Small-house policy helps maintain New Territories' history, culture, traditions
I refer to the front-page stories ('Village demand for land 'infinite'', November 3) and ('Villagers profit in secret land deals', November 4).
It is clear from your editorial ('Small-house policy has no place here', November 4), that you support the government's desire to deprive indigenous villagers of their current rights under the small-house policy for the New Territories.
However, thousands of 'outsiders' who have moved to the New Territories do not agree with the government's position.
Eighteen years ago, no longer willing to put up with the noise, overcrowding, air pollution, tiny apartment and architectural monstrosities of the city, I had a choice to make; either leave Hong Kong or make a home in Sai Kung.
I chose the latter and it has turned out to be one of the best decisions I have ever made.
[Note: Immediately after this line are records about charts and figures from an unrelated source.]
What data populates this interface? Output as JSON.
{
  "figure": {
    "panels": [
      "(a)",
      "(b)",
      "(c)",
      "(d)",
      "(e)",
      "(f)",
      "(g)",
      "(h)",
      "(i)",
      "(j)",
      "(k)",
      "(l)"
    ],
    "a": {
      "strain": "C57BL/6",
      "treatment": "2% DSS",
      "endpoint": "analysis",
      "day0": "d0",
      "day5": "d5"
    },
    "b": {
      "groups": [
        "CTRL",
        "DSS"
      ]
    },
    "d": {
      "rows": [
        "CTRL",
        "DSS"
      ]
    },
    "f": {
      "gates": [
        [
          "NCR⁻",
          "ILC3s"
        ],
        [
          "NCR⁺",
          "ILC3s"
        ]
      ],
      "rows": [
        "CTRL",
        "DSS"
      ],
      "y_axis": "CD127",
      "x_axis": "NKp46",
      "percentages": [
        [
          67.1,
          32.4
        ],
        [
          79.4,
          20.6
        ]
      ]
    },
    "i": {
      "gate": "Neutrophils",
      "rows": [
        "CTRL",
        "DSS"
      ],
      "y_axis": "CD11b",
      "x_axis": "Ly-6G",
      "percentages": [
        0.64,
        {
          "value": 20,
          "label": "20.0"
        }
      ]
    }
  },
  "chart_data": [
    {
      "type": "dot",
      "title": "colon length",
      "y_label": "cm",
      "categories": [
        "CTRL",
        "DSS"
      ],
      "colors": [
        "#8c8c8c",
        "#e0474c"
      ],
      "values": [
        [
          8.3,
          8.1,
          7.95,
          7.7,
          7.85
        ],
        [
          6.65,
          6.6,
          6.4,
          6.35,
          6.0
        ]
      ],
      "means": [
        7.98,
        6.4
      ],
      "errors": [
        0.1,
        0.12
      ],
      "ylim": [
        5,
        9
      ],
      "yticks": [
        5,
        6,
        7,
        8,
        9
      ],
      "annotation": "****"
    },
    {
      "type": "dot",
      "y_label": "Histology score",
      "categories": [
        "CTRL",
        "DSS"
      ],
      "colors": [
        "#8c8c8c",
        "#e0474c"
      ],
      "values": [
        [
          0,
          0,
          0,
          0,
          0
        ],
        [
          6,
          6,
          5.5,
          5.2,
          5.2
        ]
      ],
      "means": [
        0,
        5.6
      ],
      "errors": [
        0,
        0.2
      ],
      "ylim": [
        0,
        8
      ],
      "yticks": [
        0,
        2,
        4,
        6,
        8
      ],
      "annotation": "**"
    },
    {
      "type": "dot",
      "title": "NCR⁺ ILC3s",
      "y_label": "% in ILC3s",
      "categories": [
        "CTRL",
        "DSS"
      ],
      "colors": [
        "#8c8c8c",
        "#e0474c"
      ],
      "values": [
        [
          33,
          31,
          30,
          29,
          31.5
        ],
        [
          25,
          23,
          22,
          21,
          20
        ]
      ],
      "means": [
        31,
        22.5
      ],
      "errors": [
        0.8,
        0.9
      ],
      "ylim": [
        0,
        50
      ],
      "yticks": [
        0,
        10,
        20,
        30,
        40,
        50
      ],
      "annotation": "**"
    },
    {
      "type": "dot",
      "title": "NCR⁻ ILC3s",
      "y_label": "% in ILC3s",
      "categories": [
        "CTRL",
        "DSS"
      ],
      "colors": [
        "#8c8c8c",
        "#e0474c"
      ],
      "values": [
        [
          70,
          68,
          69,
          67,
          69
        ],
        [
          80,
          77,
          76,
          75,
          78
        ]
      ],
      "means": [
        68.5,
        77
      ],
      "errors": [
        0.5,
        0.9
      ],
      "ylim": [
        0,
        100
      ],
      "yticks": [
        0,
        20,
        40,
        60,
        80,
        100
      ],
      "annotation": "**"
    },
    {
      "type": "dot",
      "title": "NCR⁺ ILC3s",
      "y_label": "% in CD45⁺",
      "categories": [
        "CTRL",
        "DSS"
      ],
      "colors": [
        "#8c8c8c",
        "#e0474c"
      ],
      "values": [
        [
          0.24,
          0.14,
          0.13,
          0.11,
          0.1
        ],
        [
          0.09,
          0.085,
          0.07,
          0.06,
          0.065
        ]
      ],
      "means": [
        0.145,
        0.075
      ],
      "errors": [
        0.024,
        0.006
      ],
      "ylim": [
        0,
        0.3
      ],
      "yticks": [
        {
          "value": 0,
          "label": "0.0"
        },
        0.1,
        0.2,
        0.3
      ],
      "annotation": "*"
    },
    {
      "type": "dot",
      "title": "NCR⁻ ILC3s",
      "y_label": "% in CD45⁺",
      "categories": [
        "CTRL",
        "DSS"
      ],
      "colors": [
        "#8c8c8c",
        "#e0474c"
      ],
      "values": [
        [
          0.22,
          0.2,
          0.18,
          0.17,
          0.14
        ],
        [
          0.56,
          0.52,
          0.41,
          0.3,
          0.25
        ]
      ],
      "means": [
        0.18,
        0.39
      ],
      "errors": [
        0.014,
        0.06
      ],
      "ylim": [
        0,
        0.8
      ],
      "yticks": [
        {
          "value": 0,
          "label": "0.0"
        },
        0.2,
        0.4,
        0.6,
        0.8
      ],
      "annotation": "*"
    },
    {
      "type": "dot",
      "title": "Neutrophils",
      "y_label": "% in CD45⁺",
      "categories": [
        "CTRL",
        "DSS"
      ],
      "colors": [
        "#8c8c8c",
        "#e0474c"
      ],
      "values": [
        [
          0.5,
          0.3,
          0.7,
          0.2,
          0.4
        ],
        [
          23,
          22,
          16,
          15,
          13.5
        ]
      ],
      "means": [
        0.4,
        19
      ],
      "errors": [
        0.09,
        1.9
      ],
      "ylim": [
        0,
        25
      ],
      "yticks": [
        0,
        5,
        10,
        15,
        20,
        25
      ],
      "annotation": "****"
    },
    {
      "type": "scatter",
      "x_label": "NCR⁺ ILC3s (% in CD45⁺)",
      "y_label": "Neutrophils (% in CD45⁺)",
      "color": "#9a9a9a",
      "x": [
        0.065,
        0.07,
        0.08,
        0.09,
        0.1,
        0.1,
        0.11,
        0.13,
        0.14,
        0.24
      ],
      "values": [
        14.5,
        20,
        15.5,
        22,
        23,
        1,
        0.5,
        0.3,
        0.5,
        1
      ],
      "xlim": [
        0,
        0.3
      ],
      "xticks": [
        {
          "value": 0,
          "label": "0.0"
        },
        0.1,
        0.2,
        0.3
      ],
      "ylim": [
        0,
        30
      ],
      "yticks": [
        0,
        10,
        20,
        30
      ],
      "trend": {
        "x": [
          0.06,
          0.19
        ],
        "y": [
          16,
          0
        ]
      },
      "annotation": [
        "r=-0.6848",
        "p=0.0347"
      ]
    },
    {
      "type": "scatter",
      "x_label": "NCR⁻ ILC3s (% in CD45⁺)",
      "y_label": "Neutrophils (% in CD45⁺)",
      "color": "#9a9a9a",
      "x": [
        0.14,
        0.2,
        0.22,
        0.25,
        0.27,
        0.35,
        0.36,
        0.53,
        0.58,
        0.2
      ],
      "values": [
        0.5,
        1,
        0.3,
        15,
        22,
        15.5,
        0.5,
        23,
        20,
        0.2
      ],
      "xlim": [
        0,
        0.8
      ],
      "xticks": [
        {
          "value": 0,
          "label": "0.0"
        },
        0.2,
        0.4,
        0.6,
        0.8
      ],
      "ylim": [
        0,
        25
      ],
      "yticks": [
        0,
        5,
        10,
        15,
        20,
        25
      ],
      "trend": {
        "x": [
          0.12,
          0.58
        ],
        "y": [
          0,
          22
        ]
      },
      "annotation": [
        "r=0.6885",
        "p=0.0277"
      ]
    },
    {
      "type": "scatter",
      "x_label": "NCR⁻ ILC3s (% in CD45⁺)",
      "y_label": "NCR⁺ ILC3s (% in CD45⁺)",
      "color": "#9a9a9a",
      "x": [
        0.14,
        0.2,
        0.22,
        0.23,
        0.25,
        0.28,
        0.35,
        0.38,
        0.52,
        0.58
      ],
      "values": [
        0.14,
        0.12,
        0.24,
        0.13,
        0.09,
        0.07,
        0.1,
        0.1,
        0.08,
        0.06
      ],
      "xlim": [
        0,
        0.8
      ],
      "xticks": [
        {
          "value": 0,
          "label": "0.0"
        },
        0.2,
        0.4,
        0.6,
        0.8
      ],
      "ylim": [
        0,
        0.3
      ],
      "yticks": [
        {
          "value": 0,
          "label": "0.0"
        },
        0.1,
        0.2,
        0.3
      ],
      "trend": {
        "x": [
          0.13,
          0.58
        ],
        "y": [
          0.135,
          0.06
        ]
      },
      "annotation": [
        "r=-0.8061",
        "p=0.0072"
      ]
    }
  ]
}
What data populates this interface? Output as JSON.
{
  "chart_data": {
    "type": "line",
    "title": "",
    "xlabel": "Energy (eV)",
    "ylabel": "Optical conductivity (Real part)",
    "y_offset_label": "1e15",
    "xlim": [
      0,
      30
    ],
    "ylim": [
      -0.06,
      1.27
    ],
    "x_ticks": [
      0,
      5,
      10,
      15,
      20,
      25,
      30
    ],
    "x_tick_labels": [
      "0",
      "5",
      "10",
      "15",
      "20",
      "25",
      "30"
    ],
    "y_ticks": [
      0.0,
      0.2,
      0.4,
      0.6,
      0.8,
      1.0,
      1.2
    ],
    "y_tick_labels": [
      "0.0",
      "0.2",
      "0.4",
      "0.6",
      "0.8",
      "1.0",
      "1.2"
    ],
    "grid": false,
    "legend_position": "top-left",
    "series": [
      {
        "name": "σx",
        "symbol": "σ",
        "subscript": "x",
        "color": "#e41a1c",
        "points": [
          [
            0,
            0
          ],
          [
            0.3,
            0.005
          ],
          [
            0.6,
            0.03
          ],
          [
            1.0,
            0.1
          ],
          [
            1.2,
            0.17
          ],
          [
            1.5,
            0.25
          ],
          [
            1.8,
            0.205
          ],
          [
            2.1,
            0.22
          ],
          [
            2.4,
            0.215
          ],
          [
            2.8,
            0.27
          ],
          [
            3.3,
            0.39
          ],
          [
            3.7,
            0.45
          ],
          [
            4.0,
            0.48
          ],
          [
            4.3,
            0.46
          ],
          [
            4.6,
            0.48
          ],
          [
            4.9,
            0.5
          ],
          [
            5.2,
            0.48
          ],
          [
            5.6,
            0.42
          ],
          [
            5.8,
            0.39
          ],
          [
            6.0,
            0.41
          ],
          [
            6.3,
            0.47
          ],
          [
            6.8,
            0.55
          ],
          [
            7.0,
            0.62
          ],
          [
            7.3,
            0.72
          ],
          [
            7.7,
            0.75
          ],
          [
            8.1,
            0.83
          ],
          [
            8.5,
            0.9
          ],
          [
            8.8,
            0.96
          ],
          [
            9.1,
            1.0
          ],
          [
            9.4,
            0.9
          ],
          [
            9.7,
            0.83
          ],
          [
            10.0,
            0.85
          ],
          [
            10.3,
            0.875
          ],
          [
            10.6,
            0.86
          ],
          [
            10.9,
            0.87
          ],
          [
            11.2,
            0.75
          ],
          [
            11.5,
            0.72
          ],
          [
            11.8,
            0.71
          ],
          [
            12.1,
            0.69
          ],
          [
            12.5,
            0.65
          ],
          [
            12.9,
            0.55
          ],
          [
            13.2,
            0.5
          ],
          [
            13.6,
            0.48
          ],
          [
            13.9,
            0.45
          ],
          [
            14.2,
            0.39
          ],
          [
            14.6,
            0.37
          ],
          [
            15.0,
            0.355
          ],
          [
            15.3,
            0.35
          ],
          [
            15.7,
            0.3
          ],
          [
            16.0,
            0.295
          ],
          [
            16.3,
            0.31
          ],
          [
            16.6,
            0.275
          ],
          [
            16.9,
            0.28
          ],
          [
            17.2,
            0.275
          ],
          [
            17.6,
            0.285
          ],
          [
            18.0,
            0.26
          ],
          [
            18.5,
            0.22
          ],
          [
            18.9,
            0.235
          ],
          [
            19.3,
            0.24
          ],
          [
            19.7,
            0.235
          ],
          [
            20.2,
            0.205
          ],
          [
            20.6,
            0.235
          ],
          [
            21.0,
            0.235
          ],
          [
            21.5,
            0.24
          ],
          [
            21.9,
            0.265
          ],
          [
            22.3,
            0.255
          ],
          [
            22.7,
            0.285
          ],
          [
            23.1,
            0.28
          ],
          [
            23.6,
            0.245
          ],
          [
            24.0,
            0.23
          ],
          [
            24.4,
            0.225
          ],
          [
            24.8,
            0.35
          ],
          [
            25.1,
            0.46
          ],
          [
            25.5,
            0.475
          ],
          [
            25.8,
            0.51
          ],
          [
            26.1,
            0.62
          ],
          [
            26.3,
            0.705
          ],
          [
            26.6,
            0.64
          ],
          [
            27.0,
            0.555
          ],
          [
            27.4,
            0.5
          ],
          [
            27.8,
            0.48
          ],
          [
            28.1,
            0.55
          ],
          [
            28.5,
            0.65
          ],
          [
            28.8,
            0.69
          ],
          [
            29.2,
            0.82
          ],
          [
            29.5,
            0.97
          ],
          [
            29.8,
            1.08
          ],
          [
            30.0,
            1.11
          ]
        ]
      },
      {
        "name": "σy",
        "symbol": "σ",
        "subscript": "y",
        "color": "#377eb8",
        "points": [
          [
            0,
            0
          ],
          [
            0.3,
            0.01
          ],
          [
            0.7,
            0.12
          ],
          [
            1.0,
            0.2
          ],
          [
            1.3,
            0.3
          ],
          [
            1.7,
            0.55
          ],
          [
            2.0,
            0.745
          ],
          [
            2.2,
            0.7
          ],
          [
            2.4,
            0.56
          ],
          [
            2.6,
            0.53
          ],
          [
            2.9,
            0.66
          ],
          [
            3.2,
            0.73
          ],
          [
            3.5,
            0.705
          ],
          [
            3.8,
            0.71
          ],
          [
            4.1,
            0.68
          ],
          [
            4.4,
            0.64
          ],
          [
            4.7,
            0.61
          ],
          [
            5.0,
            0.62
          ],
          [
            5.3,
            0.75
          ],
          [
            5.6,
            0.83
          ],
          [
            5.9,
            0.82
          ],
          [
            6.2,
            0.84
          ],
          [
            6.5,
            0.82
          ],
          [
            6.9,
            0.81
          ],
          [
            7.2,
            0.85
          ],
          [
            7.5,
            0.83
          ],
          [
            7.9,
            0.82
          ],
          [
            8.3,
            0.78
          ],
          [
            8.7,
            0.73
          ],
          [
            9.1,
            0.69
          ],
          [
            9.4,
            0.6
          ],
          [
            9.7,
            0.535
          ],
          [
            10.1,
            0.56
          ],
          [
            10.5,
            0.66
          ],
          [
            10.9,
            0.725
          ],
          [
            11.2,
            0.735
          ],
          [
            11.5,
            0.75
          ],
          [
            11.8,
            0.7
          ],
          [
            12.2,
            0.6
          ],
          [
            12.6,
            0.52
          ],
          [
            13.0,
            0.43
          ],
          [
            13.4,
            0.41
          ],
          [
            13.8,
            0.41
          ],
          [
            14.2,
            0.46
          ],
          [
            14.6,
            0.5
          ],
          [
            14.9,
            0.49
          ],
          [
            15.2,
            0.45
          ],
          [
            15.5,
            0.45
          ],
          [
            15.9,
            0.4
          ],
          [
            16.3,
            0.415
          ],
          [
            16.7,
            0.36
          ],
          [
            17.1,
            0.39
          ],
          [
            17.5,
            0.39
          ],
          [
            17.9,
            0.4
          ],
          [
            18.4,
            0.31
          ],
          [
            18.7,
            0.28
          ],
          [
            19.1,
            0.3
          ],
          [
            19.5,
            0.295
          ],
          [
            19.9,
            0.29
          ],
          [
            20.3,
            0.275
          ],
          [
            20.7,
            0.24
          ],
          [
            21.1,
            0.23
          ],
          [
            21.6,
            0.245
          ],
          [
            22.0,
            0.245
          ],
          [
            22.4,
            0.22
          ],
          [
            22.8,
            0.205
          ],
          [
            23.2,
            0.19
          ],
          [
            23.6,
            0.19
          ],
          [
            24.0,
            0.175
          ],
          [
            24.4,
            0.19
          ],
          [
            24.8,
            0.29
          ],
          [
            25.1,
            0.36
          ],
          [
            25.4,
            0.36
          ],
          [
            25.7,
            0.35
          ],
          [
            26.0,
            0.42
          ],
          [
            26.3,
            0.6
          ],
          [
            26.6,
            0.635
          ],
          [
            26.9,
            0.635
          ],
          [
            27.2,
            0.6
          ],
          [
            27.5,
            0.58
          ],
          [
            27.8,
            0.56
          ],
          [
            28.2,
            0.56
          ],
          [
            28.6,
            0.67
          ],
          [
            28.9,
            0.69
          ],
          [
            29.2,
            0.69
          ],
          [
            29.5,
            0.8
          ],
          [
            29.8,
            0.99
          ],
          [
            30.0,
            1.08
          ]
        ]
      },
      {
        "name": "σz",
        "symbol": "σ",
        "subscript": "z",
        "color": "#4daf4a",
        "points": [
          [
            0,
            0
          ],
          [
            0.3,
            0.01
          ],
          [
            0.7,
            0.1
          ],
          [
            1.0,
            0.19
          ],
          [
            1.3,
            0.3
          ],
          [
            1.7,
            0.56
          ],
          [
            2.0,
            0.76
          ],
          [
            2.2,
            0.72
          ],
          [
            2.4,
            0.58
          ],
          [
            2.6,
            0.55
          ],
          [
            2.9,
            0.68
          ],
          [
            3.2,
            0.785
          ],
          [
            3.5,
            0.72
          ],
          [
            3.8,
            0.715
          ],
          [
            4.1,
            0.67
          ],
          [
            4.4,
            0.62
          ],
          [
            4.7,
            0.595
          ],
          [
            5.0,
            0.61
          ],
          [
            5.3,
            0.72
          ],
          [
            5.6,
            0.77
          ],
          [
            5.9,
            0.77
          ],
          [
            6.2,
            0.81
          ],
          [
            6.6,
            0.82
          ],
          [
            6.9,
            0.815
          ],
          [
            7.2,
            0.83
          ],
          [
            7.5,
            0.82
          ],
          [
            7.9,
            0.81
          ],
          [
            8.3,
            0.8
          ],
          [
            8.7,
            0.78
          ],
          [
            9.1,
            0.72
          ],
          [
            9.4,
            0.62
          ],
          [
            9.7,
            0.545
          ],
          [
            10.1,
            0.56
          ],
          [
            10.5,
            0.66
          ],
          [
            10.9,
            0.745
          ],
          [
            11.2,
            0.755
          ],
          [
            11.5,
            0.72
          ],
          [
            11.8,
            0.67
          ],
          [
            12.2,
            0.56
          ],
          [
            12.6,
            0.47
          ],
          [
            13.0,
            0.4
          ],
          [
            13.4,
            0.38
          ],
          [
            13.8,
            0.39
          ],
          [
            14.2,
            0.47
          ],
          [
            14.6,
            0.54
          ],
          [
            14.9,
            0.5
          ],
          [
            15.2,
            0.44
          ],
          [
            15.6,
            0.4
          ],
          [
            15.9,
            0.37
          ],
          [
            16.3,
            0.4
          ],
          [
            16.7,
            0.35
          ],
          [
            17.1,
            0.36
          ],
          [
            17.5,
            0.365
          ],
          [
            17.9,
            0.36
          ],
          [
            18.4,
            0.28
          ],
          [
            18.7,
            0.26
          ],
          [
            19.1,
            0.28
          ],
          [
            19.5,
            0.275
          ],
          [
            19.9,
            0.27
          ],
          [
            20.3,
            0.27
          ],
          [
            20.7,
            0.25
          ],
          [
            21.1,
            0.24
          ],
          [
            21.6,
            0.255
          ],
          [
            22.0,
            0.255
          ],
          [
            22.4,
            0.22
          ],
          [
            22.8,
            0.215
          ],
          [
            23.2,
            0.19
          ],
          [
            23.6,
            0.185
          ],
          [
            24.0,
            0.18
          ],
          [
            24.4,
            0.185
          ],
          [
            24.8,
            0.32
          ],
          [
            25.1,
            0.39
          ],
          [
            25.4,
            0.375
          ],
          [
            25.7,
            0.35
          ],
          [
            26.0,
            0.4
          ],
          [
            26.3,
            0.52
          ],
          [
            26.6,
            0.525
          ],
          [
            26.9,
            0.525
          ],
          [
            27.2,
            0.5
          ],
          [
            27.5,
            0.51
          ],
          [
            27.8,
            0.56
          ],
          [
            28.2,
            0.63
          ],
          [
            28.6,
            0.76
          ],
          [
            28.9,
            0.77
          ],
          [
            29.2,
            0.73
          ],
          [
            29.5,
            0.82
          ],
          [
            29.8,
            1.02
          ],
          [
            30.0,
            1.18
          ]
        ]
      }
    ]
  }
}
Property developers, with government support, have made the living environment in Hong Kong Island and Kowloon a nightmare.
Now, Development Secretary Carrie Lam Cheng Yuet-ngor wants to take land away from indigenous villagers and hand it to those same property developers who, I am sure, are salivating at the prospect.
The Heung Yee Kuk may be an odious organisation but, with respect to the damage that it can inflict, it is infinitely preferable to the property developers.
The government reports that in the past year, applications for building small houses soared to a record high and 1,344 were approved by the Lands Department for the entire, vast area of the New Territories.
Just how does Mrs Lam equate that with 'infinite demand'? The only thing 'infinite' in Hong Kong is the lust of the property developers for more land and more profit.
It is obvious to anyone that the small-house policy is not working as it was designed to work and some adjustments might be required. But the important thing to remember is that the New Territories is not the same as Kowloon and Hong Kong Island.
Its history, culture, traditions and way of life are entirely different and the small-house policy is an important element in maintaining that difference.
As far as possible, the government should take a hands-off approach to the New Territories.